The background is a blurred blend

of brown, gray, cream. The pallet knife scrapes

the canvas in all directions, and where the colors

meet, a new hue is born. I step back, measure

the reach of my heartbeat in my temple,

how it calms when my hands are streaked

with paint, how the light blooming through

the window loosens my throat. Don’t

go through all his things at once, my sister

advised and I repeat those words to ochre

and umber. Surrendering to grief is best done

in stages. I add another layer—emerald green,

golden yellow. I want to catch the sun on my knife,

slit its rays to prove the life in still life. In his closet,

shirts span the length of shadows. Trousers hang

neatly folded and shoes line the floor—reminders

of a world that no longer exists. But purple coneflower

catches the day and pulls the orange hearts of poppies

and coreopsis.
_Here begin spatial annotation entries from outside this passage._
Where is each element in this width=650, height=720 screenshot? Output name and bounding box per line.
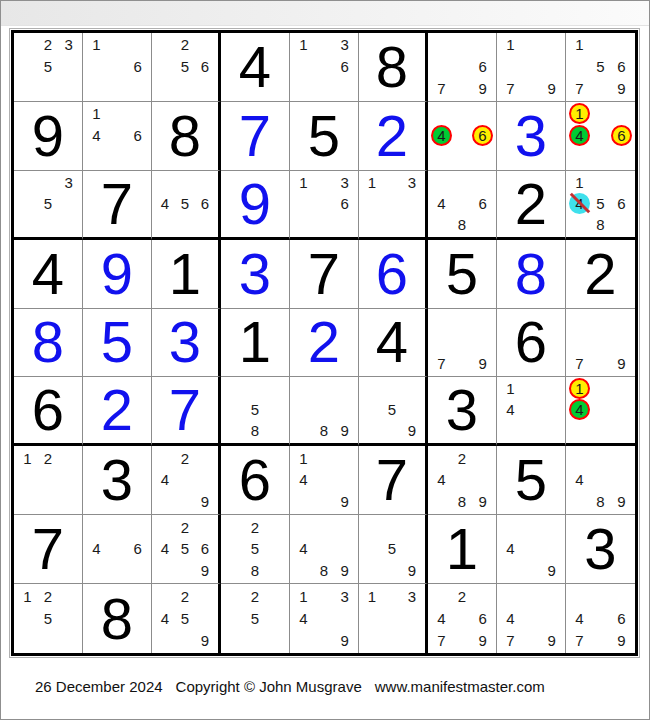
entered-digit: 7: [152, 377, 218, 443]
cell-r8c2[interactable]: 46: [83, 515, 152, 584]
pencil-marks: 1349: [293, 585, 355, 651]
given-digit: 6: [497, 309, 565, 377]
candidate-4: 4: [569, 607, 590, 629]
candidate-9: 9: [472, 77, 493, 99]
cell-r2c1[interactable]: 9: [14, 102, 83, 171]
cell-r8c8[interactable]: 49: [497, 515, 566, 584]
candidate-4: 4: [431, 193, 452, 214]
candidate-1: 1: [569, 172, 590, 193]
candidate-4: 4: [293, 469, 314, 491]
cell-r4c4[interactable]: 3: [221, 240, 290, 309]
cell-r5c7[interactable]: 79: [428, 309, 497, 378]
header-bar: [1, 1, 649, 26]
cell-r6c6[interactable]: 59: [359, 377, 428, 446]
candidate-9: 9: [611, 629, 632, 651]
candidate-5: 5: [590, 193, 611, 214]
pencil-marks: 479: [500, 585, 562, 651]
given-digit: 3: [83, 446, 151, 514]
candidate-5: 5: [245, 538, 266, 560]
cell-r8c1[interactable]: 7: [14, 515, 83, 584]
candidate-8: 8: [245, 420, 266, 441]
given-digit: 3: [566, 515, 635, 583]
given-digit: 7: [83, 171, 151, 237]
cell-r7c5[interactable]: 149: [290, 446, 359, 515]
pencil-marks: 468: [431, 172, 493, 235]
entered-digit: 8: [497, 240, 565, 308]
cell-r9c4[interactable]: 25: [221, 584, 290, 653]
pencil-marks: 13: [362, 172, 422, 235]
cell-r9c7[interactable]: 24679: [428, 584, 497, 653]
given-digit: 8: [152, 102, 218, 170]
candidate-8: 8: [590, 214, 611, 235]
given-digit: 7: [14, 515, 82, 583]
candidate-6: 6: [472, 607, 493, 629]
pencil-marks: 489: [293, 516, 355, 581]
candidate-4: 4: [431, 607, 452, 629]
cell-r5c2[interactable]: 5: [83, 309, 152, 378]
candidate-9: 9: [334, 559, 355, 581]
cell-r2c7[interactable]: 46: [428, 102, 497, 171]
pencil-marks: 679: [431, 34, 493, 99]
candidate-6: 6: [611, 56, 632, 78]
candidate-9: 9: [472, 353, 493, 375]
candidate-4: 4: [569, 469, 590, 491]
candidate-6: 6: [127, 125, 148, 147]
cell-r7c2[interactable]: 3: [83, 446, 152, 515]
candidate-1: 1: [293, 447, 314, 469]
cell-r4c7[interactable]: 5: [428, 240, 497, 309]
candidate-1: 1: [86, 34, 107, 56]
cell-r7c7[interactable]: 2489: [428, 446, 497, 515]
cell-r7c9[interactable]: 489: [566, 446, 635, 515]
cell-r7c3[interactable]: 249: [152, 446, 221, 515]
given-digit: 3: [428, 377, 496, 443]
candidate-9: 9: [541, 559, 562, 581]
candidate-9: 9: [611, 353, 632, 375]
cell-r4c2[interactable]: 9: [83, 240, 152, 309]
candidate-2: 2: [245, 516, 266, 538]
candidate-2: 2: [245, 585, 266, 607]
candidate-9: 9: [195, 491, 215, 513]
cell-r5c8[interactable]: 6: [497, 309, 566, 378]
pencil-marks: 49: [500, 516, 562, 581]
candidate-1: 1: [17, 447, 38, 469]
candidate-3: 3: [334, 172, 355, 193]
candidate-2: 2: [452, 585, 473, 607]
cell-r6c9[interactable]: 14: [566, 377, 635, 446]
cell-r1c7[interactable]: 679: [428, 33, 497, 102]
candidate-2: 2: [175, 585, 195, 607]
candidate-9: 9: [195, 629, 215, 651]
given-digit: 6: [221, 446, 289, 514]
cell-r1c8[interactable]: 179: [497, 33, 566, 102]
given-digit: 1: [428, 515, 496, 583]
cell-r3c4[interactable]: 9: [221, 171, 290, 240]
cell-r1c3[interactable]: 256: [152, 33, 221, 102]
candidate-6: 6: [195, 193, 215, 214]
candidate-4: 4: [155, 193, 175, 214]
candidate-5: 5: [245, 399, 266, 420]
pencil-marks: 35: [17, 172, 79, 235]
pencil-marks: 24569: [155, 516, 215, 581]
pencil-marks: 2489: [431, 447, 493, 512]
cell-r6c7[interactable]: 3: [428, 377, 497, 446]
given-digit: 8: [83, 584, 151, 653]
cell-r2c3[interactable]: 8: [152, 102, 221, 171]
given-digit: 5: [290, 102, 358, 170]
cell-r6c5[interactable]: 89: [290, 377, 359, 446]
candidate-6: 6: [127, 538, 148, 560]
candidate-9: 9: [402, 559, 422, 581]
candidate-2: 2: [175, 516, 195, 538]
candidate-3: 3: [334, 585, 355, 607]
pencil-marks: 13: [362, 585, 422, 651]
pencil-marks: 79: [431, 310, 493, 375]
cell-r1c9[interactable]: 15679: [566, 33, 635, 102]
given-digit: 2: [566, 240, 635, 308]
candidate-4: 4: [569, 399, 590, 420]
candidate-4: 4: [431, 469, 452, 491]
cell-r3c8[interactable]: 2: [497, 171, 566, 240]
candidate-7: 7: [569, 629, 590, 651]
pencil-marks: 79: [569, 310, 632, 375]
footer-website: www.manifestmaster.com: [375, 678, 545, 695]
entered-digit: 7: [221, 102, 289, 170]
cell-r9c2[interactable]: 8: [83, 584, 152, 653]
candidate-8: 8: [452, 491, 473, 513]
cell-r2c8[interactable]: 3: [497, 102, 566, 171]
cell-r6c8[interactable]: 14: [497, 377, 566, 446]
candidate-6: 6: [472, 193, 493, 214]
footer-copyright: Copyright © John Musgrave: [176, 678, 362, 695]
pencil-marks: 125: [17, 585, 79, 651]
entered-digit: 2: [359, 102, 425, 170]
cell-r2c2[interactable]: 146: [83, 102, 152, 171]
candidate-6: 6: [472, 56, 493, 78]
given-digit: 1: [152, 240, 218, 308]
candidate-9: 9: [611, 491, 632, 513]
candidate-1: 1: [569, 378, 590, 399]
sudoku-board: 2351625641368679179156799146875246314635…: [11, 30, 638, 656]
candidate-1: 1: [293, 34, 314, 56]
cell-r2c6[interactable]: 2: [359, 102, 428, 171]
candidate-8: 8: [314, 559, 335, 581]
cell-r1c4[interactable]: 4: [221, 33, 290, 102]
candidate-7: 7: [431, 353, 452, 375]
footer-date: 26 December 2024: [35, 678, 163, 695]
cell-r1c6[interactable]: 8: [359, 33, 428, 102]
candidate-9: 9: [334, 629, 355, 651]
pencil-marks: 146: [569, 103, 632, 168]
candidate-6: 6: [611, 607, 632, 629]
candidate-7: 7: [500, 629, 521, 651]
cell-r9c3[interactable]: 2459: [152, 584, 221, 653]
pencil-marks: 146: [86, 103, 148, 168]
candidate-5: 5: [245, 607, 266, 629]
pencil-marks: 179: [500, 34, 562, 99]
cell-r4c1[interactable]: 4: [14, 240, 83, 309]
cell-r4c5[interactable]: 7: [290, 240, 359, 309]
footer: 26 December 2024 Copyright © John Musgra…: [35, 678, 545, 695]
pencil-marks: 46: [431, 103, 493, 168]
given-digit: 2: [497, 171, 565, 237]
cell-r3c1[interactable]: 35: [14, 171, 83, 240]
cell-r5c3[interactable]: 3: [152, 309, 221, 378]
candidate-1: 1: [569, 34, 590, 56]
given-digit: 6: [14, 377, 82, 443]
cell-r9c1[interactable]: 125: [14, 584, 83, 653]
candidate-5: 5: [175, 193, 195, 214]
candidate-6: 6: [127, 56, 148, 78]
pencil-marks: 258: [224, 516, 286, 581]
entered-digit: 2: [290, 309, 358, 377]
cell-r3c7[interactable]: 468: [428, 171, 497, 240]
cell-r8c7[interactable]: 1: [428, 515, 497, 584]
cell-r7c6[interactable]: 7: [359, 446, 428, 515]
candidate-5: 5: [38, 193, 59, 214]
cell-r5c5[interactable]: 2: [290, 309, 359, 378]
candidate-4: 4: [155, 607, 175, 629]
given-digit: 4: [359, 309, 425, 377]
entered-digit: 3: [497, 102, 565, 170]
pencil-marks: 12: [17, 447, 79, 512]
given-digit: 5: [497, 446, 565, 514]
cell-r6c4[interactable]: 58: [221, 377, 290, 446]
candidate-6: 6: [195, 538, 215, 560]
cell-r1c5[interactable]: 136: [290, 33, 359, 102]
candidate-6: 6: [611, 125, 632, 146]
candidate-4: 4: [155, 469, 175, 491]
pencil-marks: 89: [293, 378, 355, 441]
candidate-9: 9: [334, 420, 355, 441]
candidate-2: 2: [38, 447, 59, 469]
candidate-5: 5: [175, 56, 195, 78]
pencil-marks: 24679: [431, 585, 493, 651]
candidate-9: 9: [195, 559, 215, 581]
entered-digit: 9: [83, 240, 151, 308]
given-digit: 4: [14, 240, 82, 308]
pencil-marks: 58: [224, 378, 286, 441]
cell-r9c6[interactable]: 13: [359, 584, 428, 653]
pencil-marks: 2459: [155, 585, 215, 651]
candidate-7: 7: [431, 629, 452, 651]
cell-r9c5[interactable]: 1349: [290, 584, 359, 653]
entered-digit: 8: [14, 309, 82, 377]
candidate-4: 4: [500, 607, 521, 629]
candidate-3: 3: [58, 172, 79, 193]
candidate-6: 6: [334, 193, 355, 214]
candidate-9: 9: [611, 77, 632, 99]
entered-digit: 5: [83, 309, 151, 377]
cell-r3c2[interactable]: 7: [83, 171, 152, 240]
cell-r7c1[interactable]: 12: [14, 446, 83, 515]
candidate-4: 4: [500, 538, 521, 560]
cell-r9c8[interactable]: 479: [497, 584, 566, 653]
given-digit: 9: [14, 102, 82, 170]
pencil-marks: 14: [500, 378, 562, 441]
candidate-4: 4: [500, 399, 521, 420]
candidate-5: 5: [175, 538, 195, 560]
cell-r5c9[interactable]: 79: [566, 309, 635, 378]
candidate-9: 9: [472, 491, 493, 513]
candidate-9: 9: [402, 420, 422, 441]
pencil-marks: 15679: [569, 34, 632, 99]
candidate-8: 8: [314, 420, 335, 441]
candidate-4: 4: [569, 125, 590, 146]
candidate-3: 3: [402, 585, 422, 607]
candidate-4: 4: [293, 607, 314, 629]
candidate-1: 1: [293, 585, 314, 607]
cell-r8c9[interactable]: 3: [566, 515, 635, 584]
given-digit: 7: [359, 446, 425, 514]
candidate-9: 9: [472, 629, 493, 651]
entered-digit: 3: [152, 309, 218, 377]
candidate-8: 8: [245, 559, 266, 581]
candidate-7: 7: [500, 77, 521, 99]
candidate-1: 1: [500, 378, 521, 399]
cell-r4c3[interactable]: 1: [152, 240, 221, 309]
entered-digit: 6: [359, 240, 425, 308]
cell-r8c3[interactable]: 24569: [152, 515, 221, 584]
pencil-marks: 16: [86, 34, 148, 99]
cell-r8c5[interactable]: 489: [290, 515, 359, 584]
pencil-marks: 25: [224, 585, 286, 651]
given-digit: 1: [221, 309, 289, 377]
candidate-1: 1: [500, 34, 521, 56]
cell-r3c9[interactable]: 14568: [566, 171, 635, 240]
pencil-marks: 456: [155, 172, 215, 235]
candidate-3: 3: [58, 34, 79, 56]
candidate-3: 3: [334, 34, 355, 56]
pencil-marks: 235: [17, 34, 79, 99]
pencil-marks: 489: [569, 447, 632, 512]
candidate-2: 2: [38, 34, 59, 56]
candidate-4: 4: [86, 538, 107, 560]
candidate-4: 4: [86, 125, 107, 147]
given-digit: 5: [428, 240, 496, 308]
pencil-marks: 14: [569, 378, 632, 441]
cell-r8c4[interactable]: 258: [221, 515, 290, 584]
pencil-marks: 249: [155, 447, 215, 512]
candidate-1: 1: [569, 103, 590, 124]
candidate-4: 4: [293, 538, 314, 560]
entered-digit: 2: [83, 377, 151, 443]
cell-r4c6[interactable]: 6: [359, 240, 428, 309]
cell-r8c6[interactable]: 59: [359, 515, 428, 584]
given-digit: 4: [221, 33, 289, 101]
cell-r6c3[interactable]: 7: [152, 377, 221, 446]
given-digit: 8: [359, 33, 425, 101]
cell-r3c3[interactable]: 456: [152, 171, 221, 240]
candidate-5: 5: [175, 607, 195, 629]
pencil-marks: 46: [86, 516, 148, 581]
candidate-5: 5: [382, 538, 402, 560]
candidate-5: 5: [382, 399, 402, 420]
candidate-4: 4: [155, 538, 175, 560]
candidate-2: 2: [175, 34, 195, 56]
candidate-6: 6: [195, 56, 215, 78]
candidate-2: 2: [38, 585, 59, 607]
candidate-9: 9: [334, 491, 355, 513]
candidate-1: 1: [362, 585, 382, 607]
pencil-marks: 59: [362, 378, 422, 441]
candidate-7: 7: [569, 77, 590, 99]
cell-r4c9[interactable]: 2: [566, 240, 635, 309]
candidate-2: 2: [452, 447, 473, 469]
cell-r7c8[interactable]: 5: [497, 446, 566, 515]
candidate-4: 4: [431, 125, 452, 146]
candidate-1: 1: [362, 172, 382, 193]
candidate-8: 8: [452, 214, 473, 235]
pencil-marks: 149: [293, 447, 355, 512]
candidate-5: 5: [38, 607, 59, 629]
cell-r2c4[interactable]: 7: [221, 102, 290, 171]
candidate-9: 9: [541, 629, 562, 651]
candidate-9: 9: [541, 77, 562, 99]
entered-digit: 3: [221, 240, 289, 308]
candidate-2: 2: [175, 447, 195, 469]
pencil-marks: 4679: [569, 585, 632, 651]
cell-r9c9[interactable]: 4679: [566, 584, 635, 653]
cell-r3c5[interactable]: 136: [290, 171, 359, 240]
candidate-5: 5: [38, 56, 59, 78]
pencil-marks: 136: [293, 34, 355, 99]
candidate-1: 1: [86, 103, 107, 125]
pencil-marks: 14568: [569, 172, 632, 235]
cell-r2c5[interactable]: 5: [290, 102, 359, 171]
candidate-6: 6: [472, 125, 493, 146]
pencil-marks: 136: [293, 172, 355, 235]
candidate-8: 8: [590, 491, 611, 513]
given-digit: 7: [290, 240, 358, 308]
cell-r5c4[interactable]: 1: [221, 309, 290, 378]
cell-r5c6[interactable]: 4: [359, 309, 428, 378]
cell-r7c4[interactable]: 6: [221, 446, 290, 515]
candidate-1: 1: [17, 585, 38, 607]
pencil-marks: 256: [155, 34, 215, 99]
candidate-3: 3: [402, 172, 422, 193]
candidate-1: 1: [293, 172, 314, 193]
cell-r4c8[interactable]: 8: [497, 240, 566, 309]
candidate-6: 6: [611, 193, 632, 214]
cell-r6c2[interactable]: 2: [83, 377, 152, 446]
cell-r2c9[interactable]: 146: [566, 102, 635, 171]
cell-r5c1[interactable]: 8: [14, 309, 83, 378]
pencil-marks: 59: [362, 516, 422, 581]
cell-r1c2[interactable]: 16: [83, 33, 152, 102]
cell-r6c1[interactable]: 6: [14, 377, 83, 446]
cell-r3c6[interactable]: 13: [359, 171, 428, 240]
candidate-5: 5: [590, 56, 611, 78]
candidate-7: 7: [569, 353, 590, 375]
entered-digit: 9: [221, 171, 289, 237]
cell-r1c1[interactable]: 235: [14, 33, 83, 102]
candidate-7: 7: [431, 77, 452, 99]
candidate-6: 6: [334, 56, 355, 78]
candidate-4: 4: [569, 193, 590, 214]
They bend into the spray of scarlet

gladiola, the tight bud of delphinium. Phlox blinks

back the grave and I am in the garden surrounded

by grace, a greening fuse that sparks the seeds

and lets them grow again—like love tends to do

when you let it rise from the dark places, ever

blooming, ever warm, always turning toward the light.

DAFFODILS

 

in the slender vase

the daffodils frown

stems curved

with the weight of dying

yellow blooms

 

I sketch them

on the back

of an envelope

that used to hold

the electric bill

 

I sit at the table

and sip lukewarm coffee

 

mostly

I wait

for the fist of grief

to unclench

 

I’ve learned

there’s no rushing

the journey

when there’s so much

traveling inside you

 

I hold the edge

of a deep field

where the daffodils

offer gold

to a world

uncomfortable with death

 

and find a strange comfort

in the way they

lay down

a troubled beauty

 

wither

without a word of excuse

or complaint

or apology

COMBUSTIBLE

 

My therapist says attraction

feels the same at sixty as it does

at sixteen, the quickening

behind ribs, beneath belly.

She says when I met you we

were tendered for flame, both of us

like powdered glass and chemical

burn. I tell her I never wanted you

and she asks for the definition

of want, says love and hate

can be a breath apart, sometimes

interchangeable. The body

is wired for oxidation. The body

is a deeper beast, fading

into dry grass which burns fast.

See the prairies and the meadows

in rain-starved August, the pine

needles and stripped bark,

the beetles pulling sap. I drag

a broken tree limb to the burn

pile, watch magnolia leaves curl,

sizzle in heat. My therapist asks

if we were more fantasy than real,

if the idea of us was what I wanted.

I ask for the definition of real.

I follow the shape of a leaf

floating into the blue-wisp sky,

the edges orange, defined,

then destroyed with heat.

I tell her I loved you. I tell her

we burned each other, first

with our tongues, then with our

wild, hard hands.

Sandy Coomer is a poet, artist, Ironman athlete, and social entrepreneur from Nashville, TN. Her poetry has been published in numerous journals and she is the author of three poetry chapbooks and a full-length collection, Available Light (Iris Press). She is a multiple Pushcart Prize and Best of the Net nominee and her poem, "Calligraphy" was a 2019 Best of the Net finalist. Sandy is a past poetry mentor in the AWP Writer to Writer Mentorship Program and the founding editor of the online poetry journal Rockvale Review. She is the founder and director of Rockvale Writers' Colony in College Grove, TN, a not-for-profit organization that exists to support and educate writers of all genres and backgrounds. She is a teacher, a dreamer, and an explorer. Her favorite word is "believe."